PT quer desvincular o governo da repercussão negativa do projeto de lei antiterrorismo

Se aprovada, especialistas acreditam que manifestantes podem ser enquadrados como terroristas


postado em 13/02/2014 06:00 / atualizado em 13/02/2014 07:48

Mascarados participam de depredação de ônibus em Niterói, em junho de 2013: projeto abre brecha para punir manifestantes como terroristas(foto: Cristophen Simon/AFP)
Mascarados participam de depredação de ônibus em Niterói, em junho de 2013: projeto abre brecha para punir manifestantes como terroristas (foto: Cristophen Simon/AFP)

Brasília – Preocupado com a repercussão negativa do projeto de lei antiterrorismo, que tramita no Congresso, o PT se armou nessa quarta-feira para blindar o Palácio do Planalto de vinculações com a defesa do texto. Em nota, o partido disse que “não pode aceitar qualquer texto legal que não tipifique – com clareza, objetividade e precisão – crimes eventualmente ocorridos no contexto dessas manifestações”. Para especialistas, caso a matéria seja aprovada com a atual redação, há brecha para se enquadrar manifestantes como terroristas.

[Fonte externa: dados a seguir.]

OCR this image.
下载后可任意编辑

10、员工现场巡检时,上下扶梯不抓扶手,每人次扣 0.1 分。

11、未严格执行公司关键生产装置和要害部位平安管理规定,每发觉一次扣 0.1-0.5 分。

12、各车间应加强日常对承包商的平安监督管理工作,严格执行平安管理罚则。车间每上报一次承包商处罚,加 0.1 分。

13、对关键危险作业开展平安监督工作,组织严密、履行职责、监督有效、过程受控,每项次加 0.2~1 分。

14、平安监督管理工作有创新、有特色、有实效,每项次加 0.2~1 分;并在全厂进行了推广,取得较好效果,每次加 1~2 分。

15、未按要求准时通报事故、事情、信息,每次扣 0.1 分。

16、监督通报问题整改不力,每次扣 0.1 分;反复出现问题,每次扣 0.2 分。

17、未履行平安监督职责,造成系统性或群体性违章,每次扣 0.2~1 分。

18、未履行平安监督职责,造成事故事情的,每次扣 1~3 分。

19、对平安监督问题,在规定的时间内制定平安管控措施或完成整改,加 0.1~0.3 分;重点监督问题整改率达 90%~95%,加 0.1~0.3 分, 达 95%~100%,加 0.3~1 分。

A ligação entre o governo e o projeto do senador e aliado Romero Jucá (PMDB-RR), que preocupa o Planalto, foi criada pelo próprio PT. Na segunda-feira, quando foi anunciada a morte do cinegrafista Santiago Ilídio Andrade, atingido por rojão no Rio de Janeiro, senadores do partido se apressaram em cobrar a aprovação da proposta do peemedebista. Jorge Viana (PT-AC) subiu à tribuna para dizer que, caso terrorismo já estivesse no Código Penal brasileiro, “esses bandidos que mataram o jornalista poderiam ser enquadrados”.

A mudança de discurso começou na terça-feira depois de conversa entre a ministra de Relações Institucionais, Ideli Salvatti, e líderes da base. No mesmo dia, à tarde, senadores repetiram várias vezes que o projeto sobre terrorismo nada tinha a ver com as manifestações. Ontem, o PT resolver oficializar sua crítica, por meio de nota assinada pelo presidente nacional da legenda, Rui Falcão. “Uma lei vaga nessa caracterização penal atenta contra os direitos e garantias fundamentais previstos na Constituição e poderia servir à criminalização de movimentos sociais, o que seria um inaceitável retrocesso democrático”, registra o documento.

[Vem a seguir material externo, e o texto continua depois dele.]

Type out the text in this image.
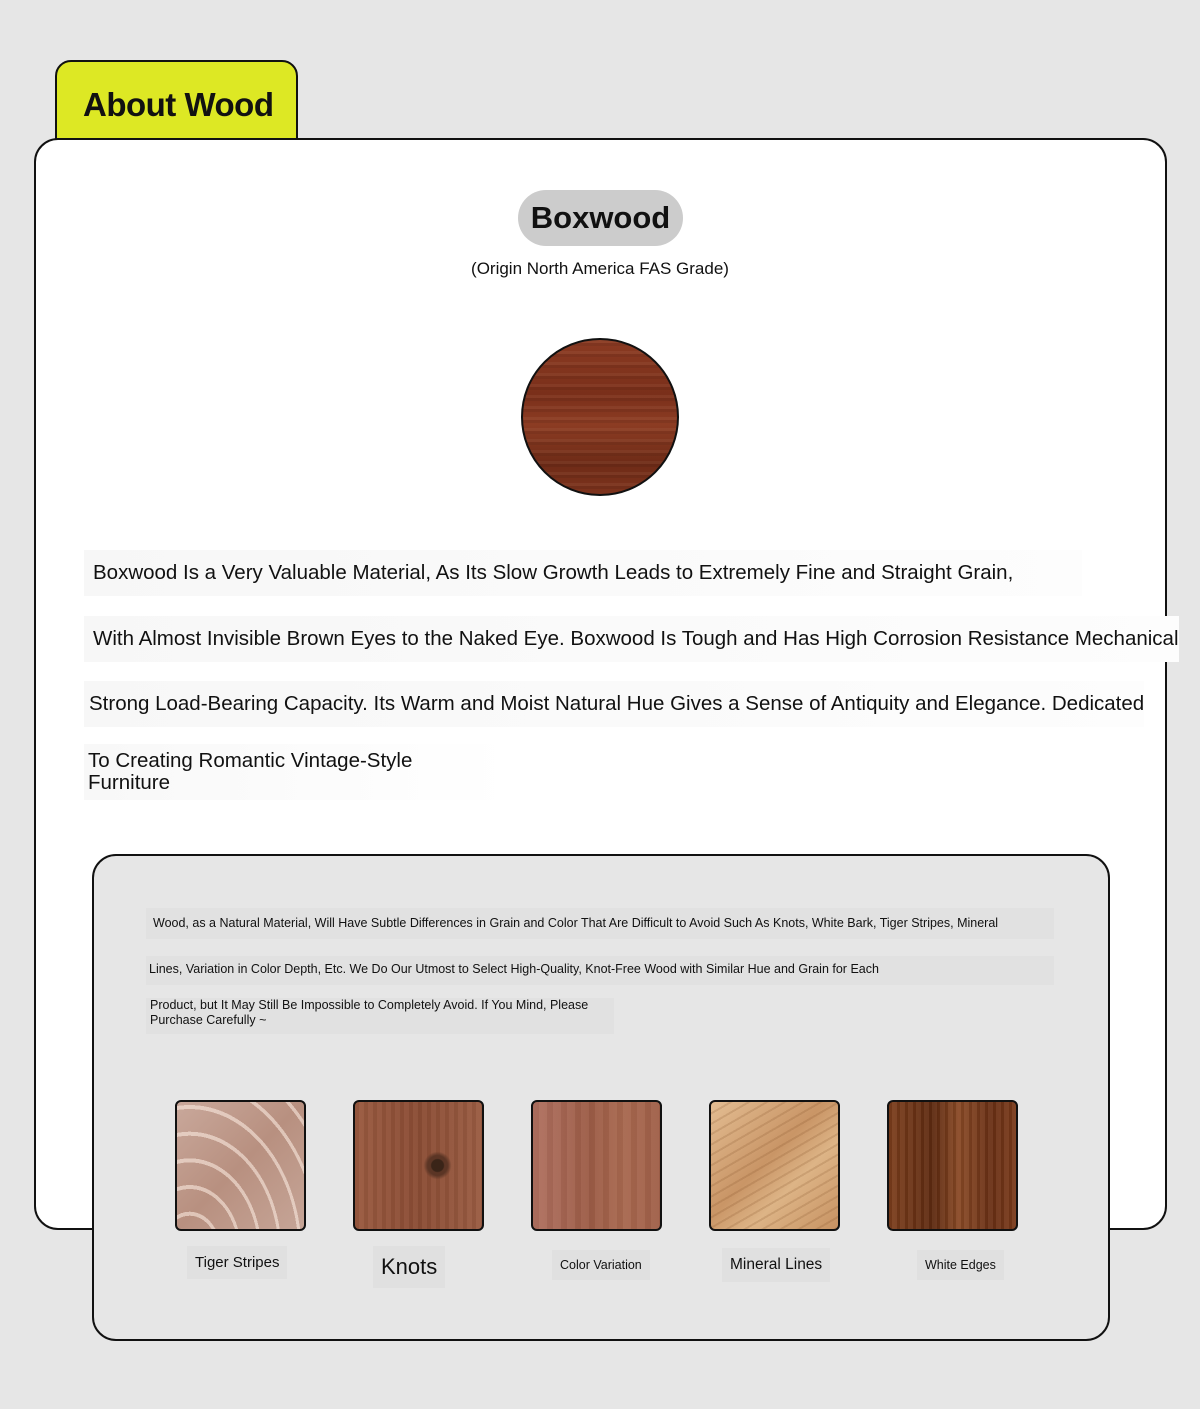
About Wood
Boxwood
(Origin North America FAS Grade)
Boxwood Is a Very Valuable Material, As Its Slow Growth Leads to Extremely Fine and Straight Grain,
With Almost Invisible Brown Eyes to the Naked Eye. Boxwood Is Tough and Has High Corrosion Resistance Mechanical
Strong Load-Bearing Capacity. Its Warm and Moist Natural Hue Gives a Sense of Antiquity and Elegance. Dedicated
To Creating Romantic Vintage-Style
Furniture
Wood, as a Natural Material, Will Have Subtle Differences in Grain and Color That Are Difficult to Avoid Such As Knots, White Bark, Tiger Stripes, Mineral
Lines, Variation in Color Depth, Etc. We Do Our Utmost to Select High-Quality, Knot-Free Wood with Similar Hue and Grain for Each
Product, but It May Still Be Impossible to Completely Avoid. If You Mind, Please
Purchase Carefully ~
Tiger Stripes	Knots	Color Variation	Mineral Lines	White Edges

A despeito das críticas à atual redação, o governo federal tem pressa na aprovação de um projeto sobre o tema. O Planalto quer garantir a da tipificação do terrorismo até a Copa do Mundo, “por precaução”, embora o país não registre atos do tipo. O PT admite a pressa na nota: “Com a proximidade da Copa, a sociedade brasileira exige segurança para exercer seus direitos de liberdade de expressão, de pensamento e de reunião. O poder público necessita de um marco legal atualizado para lidar com novas situações que ocorram nesses eventos”.

BRECHAS
Especialistas consideram que manifestantes realmente podem ser considerados terroristas pelo texto de Jucá. “Essa lei permitirá interpretações equivocadas sobre o conceito de terrorismo. Vai permitir que pessoas que jamais praticaram terrorismo sejam punidas como penas altíssimas. Parece-me mais uma lei para atender a Fifa do que a uma demanda interna”, avaliou Cléber Lopes de Oliveira, advogado criminalista e professor de direito processual penal do UniCeub.

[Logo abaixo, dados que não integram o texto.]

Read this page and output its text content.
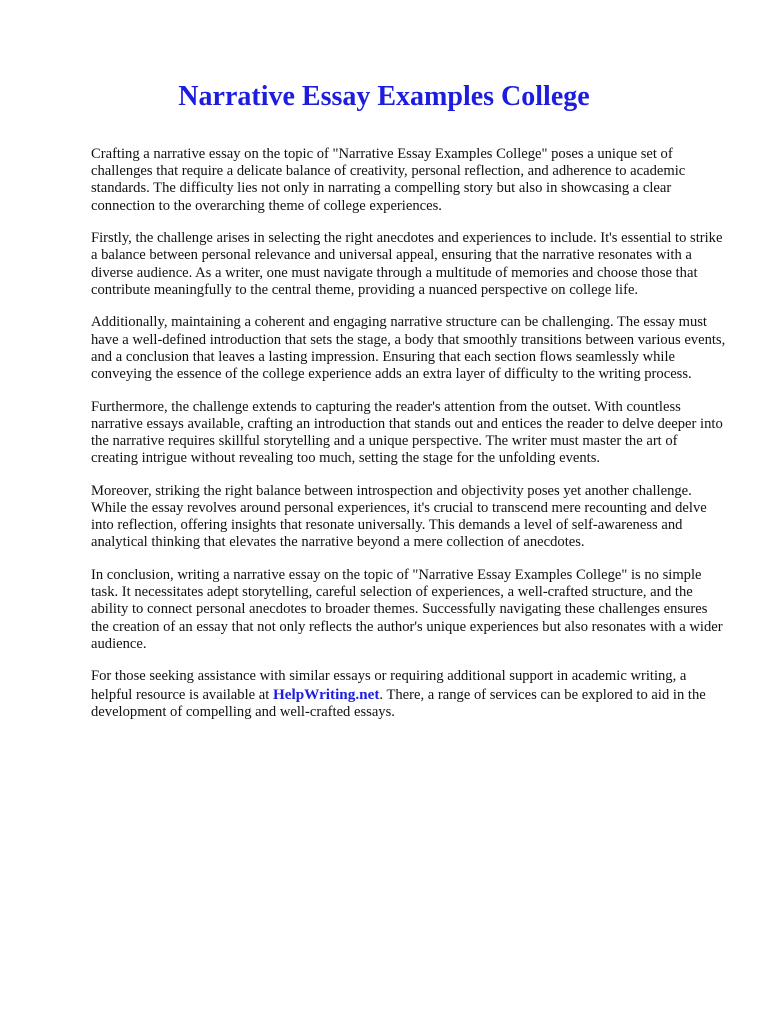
Narrative Essay Examples College

Crafting a narrative essay on the topic of "Narrative Essay Examples College" poses a unique set of challenges that require a delicate balance of creativity, personal reflection, and adherence to academic standards. The difficulty lies not only in narrating a compelling story but also in showcasing a clear connection to the overarching theme of college experiences.

Firstly, the challenge arises in selecting the right anecdotes and experiences to include. It's essential to strike a balance between personal relevance and universal appeal, ensuring that the narrative resonates with a diverse audience. As a writer, one must navigate through a multitude of memories and choose those that contribute meaningfully to the central theme, providing a nuanced perspective on college life.

Additionally, maintaining a coherent and engaging narrative structure can be challenging. The essay must have a well-defined introduction that sets the stage, a body that smoothly transitions between various events, and a conclusion that leaves a lasting impression. Ensuring that each section flows seamlessly while conveying the essence of the college experience adds an extra layer of difficulty to the writing process.

Furthermore, the challenge extends to capturing the reader's attention from the outset. With countless narrative essays available, crafting an introduction that stands out and entices the reader to delve deeper into the narrative requires skillful storytelling and a unique perspective. The writer must master the art of creating intrigue without revealing too much, setting the stage for the unfolding events.

Moreover, striking the right balance between introspection and objectivity poses yet another challenge. While the essay revolves around personal experiences, it's crucial to transcend mere recounting and delve into reflection, offering insights that resonate universally. This demands a level of self-awareness and analytical thinking that elevates the narrative beyond a mere collection of anecdotes.

In conclusion, writing a narrative essay on the topic of "Narrative Essay Examples College" is no simple task. It necessitates adept storytelling, careful selection of experiences, a well-crafted structure, and the ability to connect personal anecdotes to broader themes. Successfully navigating these challenges ensures the creation of an essay that not only reflects the author's unique experiences but also resonates with a wider audience.

For those seeking assistance with similar essays or requiring additional support in academic writing, a helpful resource is available at HelpWriting.net. There, a range of services can be explored to aid in the development of compelling and well-crafted essays.
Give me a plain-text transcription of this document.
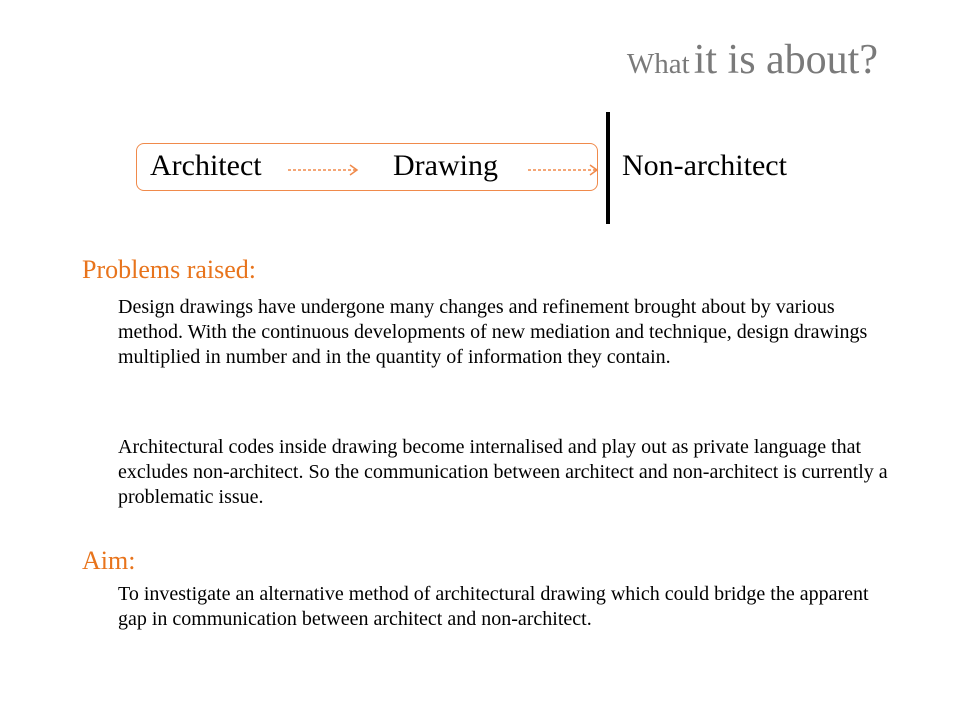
What it is about?
Architect	Drawing	Non-architect
Problems raised:

Design drawings have undergone many changes and refinement brought about by various method. With the continuous developments of new mediation and technique, design drawings multiplied in number and in the quantity of information they contain.

Architectural codes inside drawing become internalised and play out as private language that excludes non-architect. So the communication between architect and non-architect is currently a problematic issue.

Aim:

To investigate an alternative method of architectural drawing which could bridge the apparent gap in communication between architect and non-architect.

O texto do peemedebista diz que terrorismo é “provocar ou infundir terror ou pânico generalizado mediante ofensa ou tentativa de ofensa à vida, à integridade física ou à saúde ou à privação da liberdade de pessoa”. Depois das críticas externas, senadores começaram a apresentar emendas à matéria. Pedro Taques (PDT-MT), relator da reforma do Código Penal, que ainda tramita no Congresso, apresentou quatro. Uma delas acrescenta ao projeto que “não constitui crime de terrorismo a conduta individual ou coletiva de pessoas movidas por propósitos sociais ou reivindicatórios”.

Para Jucá, a definição de Taques está errada. “Tem gente que diz ‘não é terrorismo ação de movimento social’. Mas se o movimento social explodir avião é terrorismo”, argumentou. Na carona da polêmica sobre o projeto, a Comissão de Direitos Humanos do Senado enviou requerimento ao presidente da Casa, Renan Calheiros (PMDB-AL), pedindo que o texto também passe pelo crivo do colegiado.

(foto: Ed Alves/CB/D.A Press)
(foto: Ed Alves/CB/D.A Press)
Três perguntas para...


Romero Jucá (PMDB-RR) senador e autor do PL 499/2013, que tipifica o terrorismo como crime 

O líder do PT no Senado, Humberto Costa (PE), comparou, indiretamente, o texto do senhor ao AI-5, editado na ditadura militar. A intenção é enquadrar os movimentos sociais?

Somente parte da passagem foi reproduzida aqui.